Glow-in-the-dark wonders are "techno-poetry".
There are 60 spectacular floodgates on the 32 km long Afskuidijk protecting the Netherlands, designed in 1932 by Dirk Roosenburg, grandfather of Rem Koolhaas. It was in need of renovation and restoration, but as Daan Roosegaarde explained to the Green Building Festival in Toronto, there was not much money for maintenance or operations.
The light of car headlights in reflected through small prisms on the surface of the floodgates so that the distinctive counters of the structure are lit up. If there are no cars on the road, there is no light on the structures. This way of using light requires no energy and does not create light pollution.
The video is spectacular; great lighting combined with great architecture. It is a "concrete example of a futuristic and energy neutral landscape in line with the government policy to have all national roads in the Netherlands energy neutral by 2030."

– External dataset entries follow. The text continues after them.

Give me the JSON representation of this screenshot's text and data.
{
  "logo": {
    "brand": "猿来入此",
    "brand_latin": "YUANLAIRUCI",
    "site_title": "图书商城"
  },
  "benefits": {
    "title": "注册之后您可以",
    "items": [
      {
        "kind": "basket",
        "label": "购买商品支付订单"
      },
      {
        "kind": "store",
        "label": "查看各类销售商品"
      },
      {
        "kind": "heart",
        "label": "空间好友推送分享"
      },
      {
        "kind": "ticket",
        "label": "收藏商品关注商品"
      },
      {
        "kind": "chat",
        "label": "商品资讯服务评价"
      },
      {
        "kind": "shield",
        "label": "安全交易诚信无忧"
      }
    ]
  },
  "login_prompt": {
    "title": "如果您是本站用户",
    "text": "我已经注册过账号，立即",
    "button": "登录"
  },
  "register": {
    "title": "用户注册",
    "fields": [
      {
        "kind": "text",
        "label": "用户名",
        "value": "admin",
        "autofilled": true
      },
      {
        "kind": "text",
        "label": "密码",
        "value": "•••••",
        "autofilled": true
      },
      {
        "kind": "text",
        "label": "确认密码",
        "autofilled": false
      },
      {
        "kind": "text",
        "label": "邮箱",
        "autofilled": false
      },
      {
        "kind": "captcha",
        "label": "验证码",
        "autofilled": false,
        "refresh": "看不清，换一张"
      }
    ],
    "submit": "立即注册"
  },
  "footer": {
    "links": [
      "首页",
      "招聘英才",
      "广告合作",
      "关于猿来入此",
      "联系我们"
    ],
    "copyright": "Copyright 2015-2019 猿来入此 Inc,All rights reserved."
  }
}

The Gates are not the only project that delivers light without power. The Van Gogh Path (shown on TreeHugger when it opened) uses the same technology we all used as kids with those photoluminescent stars we put on the ceiling. Here, it is in a bike path that absorbs light energy in the day and releases it at night. Roosegaarde said, "I wanted to create a place that people will experience in a special way, the technical combined with experience; that’s what techno-poetry means to me."
It is all extraordinary thinking, a combination of humour, design talent and engineering brilliance. And, of course, Techno-Poetry. I first met Daan in 2013 at the INDEX Design to Improve Life awards and interviewed him about his first smart highway project, and he has never ceased to amaze.